I am going through Hadley Wickham's "R for Data Science" where he uses ~var
in ggplot calls.
I understand y ~ a + bx
, where ~
describes a formula/relationship between dependent and independent variables, but what does ~var
mean? More importantly, why can't you just put the variable itself? See code below:
ggplot(data = mpg) +
geom_point(mapping = aes(x = displ, y = hwy)) +
facet_wrap(~ class, nrow = 2)
or
demo <- tribble(
~cut, ~freq,
"Fair", 1610,
"Good", 4906,
"Very Good", 12082,
"Premium", 13791,
"Ideal", 21551
)
ggplot(data = demo) +
geom_bar(mapping = aes(x = cut, y = freq), stat = "identity")
It's just ggplot
making use of the formula
structure to let the user decide what variables to facet on. From ?facet_grid
:
For compatibility with the classic interface, rows can also be a formula with the rows (of the tabular display) on the LHS and the columns (of the tabular display) on the RHS; the dot in the formula is used to indicate there should be no faceting on this dimension (either row or column).
So facet_grid(. ~ var)
just means to facet the grid on the variable var
, with the facets spread over columns. It's the same as facet_grid(col = vars(var))
.
Despite looking like a formula
, it's not really being used as a formula: it's just a way to present multiple arguments to R in a way that the facet_grid
code can clearly and unambiguously interpret.

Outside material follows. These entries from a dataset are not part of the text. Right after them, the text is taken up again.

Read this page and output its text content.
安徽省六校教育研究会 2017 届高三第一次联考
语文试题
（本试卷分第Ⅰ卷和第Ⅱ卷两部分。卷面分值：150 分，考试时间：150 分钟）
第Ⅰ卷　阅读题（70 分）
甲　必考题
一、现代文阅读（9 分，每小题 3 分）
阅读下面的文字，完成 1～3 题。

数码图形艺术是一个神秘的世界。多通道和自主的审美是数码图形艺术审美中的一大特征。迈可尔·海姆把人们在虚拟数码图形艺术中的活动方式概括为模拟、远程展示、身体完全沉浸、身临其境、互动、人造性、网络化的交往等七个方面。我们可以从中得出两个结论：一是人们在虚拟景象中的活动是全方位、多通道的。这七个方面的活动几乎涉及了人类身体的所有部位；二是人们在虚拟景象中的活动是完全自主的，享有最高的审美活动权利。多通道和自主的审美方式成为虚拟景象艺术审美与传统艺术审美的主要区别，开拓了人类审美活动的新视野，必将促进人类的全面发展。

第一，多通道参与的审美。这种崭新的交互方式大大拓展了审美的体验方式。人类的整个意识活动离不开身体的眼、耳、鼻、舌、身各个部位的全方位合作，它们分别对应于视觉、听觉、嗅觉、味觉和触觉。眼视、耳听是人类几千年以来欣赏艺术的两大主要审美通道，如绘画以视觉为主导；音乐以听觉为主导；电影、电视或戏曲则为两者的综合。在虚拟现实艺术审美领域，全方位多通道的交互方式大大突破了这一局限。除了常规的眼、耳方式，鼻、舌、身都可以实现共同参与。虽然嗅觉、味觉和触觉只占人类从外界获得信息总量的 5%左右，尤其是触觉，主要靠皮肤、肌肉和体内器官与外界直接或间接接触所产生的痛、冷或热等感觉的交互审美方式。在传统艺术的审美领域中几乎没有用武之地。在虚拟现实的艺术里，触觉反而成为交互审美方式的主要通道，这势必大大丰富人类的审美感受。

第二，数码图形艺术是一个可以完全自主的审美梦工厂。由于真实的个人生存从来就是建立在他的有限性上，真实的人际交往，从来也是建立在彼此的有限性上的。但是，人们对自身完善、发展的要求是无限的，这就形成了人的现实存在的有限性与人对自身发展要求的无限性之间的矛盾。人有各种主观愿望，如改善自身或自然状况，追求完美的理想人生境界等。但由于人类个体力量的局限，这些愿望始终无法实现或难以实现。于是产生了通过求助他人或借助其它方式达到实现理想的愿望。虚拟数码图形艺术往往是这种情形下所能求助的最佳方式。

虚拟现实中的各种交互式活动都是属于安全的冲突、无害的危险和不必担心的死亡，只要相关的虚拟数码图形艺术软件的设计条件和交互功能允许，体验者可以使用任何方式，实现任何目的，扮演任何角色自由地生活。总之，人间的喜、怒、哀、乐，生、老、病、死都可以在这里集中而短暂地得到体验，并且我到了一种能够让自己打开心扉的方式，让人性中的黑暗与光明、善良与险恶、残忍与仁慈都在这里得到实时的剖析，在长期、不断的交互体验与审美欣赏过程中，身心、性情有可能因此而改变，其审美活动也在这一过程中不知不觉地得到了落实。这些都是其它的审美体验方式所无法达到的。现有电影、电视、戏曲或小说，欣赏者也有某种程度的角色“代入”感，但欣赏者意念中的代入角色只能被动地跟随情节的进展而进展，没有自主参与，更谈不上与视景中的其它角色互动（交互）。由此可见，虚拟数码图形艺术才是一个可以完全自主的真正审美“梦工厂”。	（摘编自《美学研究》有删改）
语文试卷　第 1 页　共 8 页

It is a syntax specific to facet_wrap
, where a formula can be given as the input for the variable relationships. From the documentation for the first argument, facets
:
A set of variables or expressions quoted by vars() and
defining faceting groups on the rows or columns dimension. The
variables can be named (the names are passed to labeller). For
compatibility with the classic interface, can also be a formula or
character vector. Use either a one sided formula, '~a b, or a
character vector,c("a", "b")'.
So I think you can now just give the variable names without the tilde, but you used to need to give a one-sided formula with the tilde.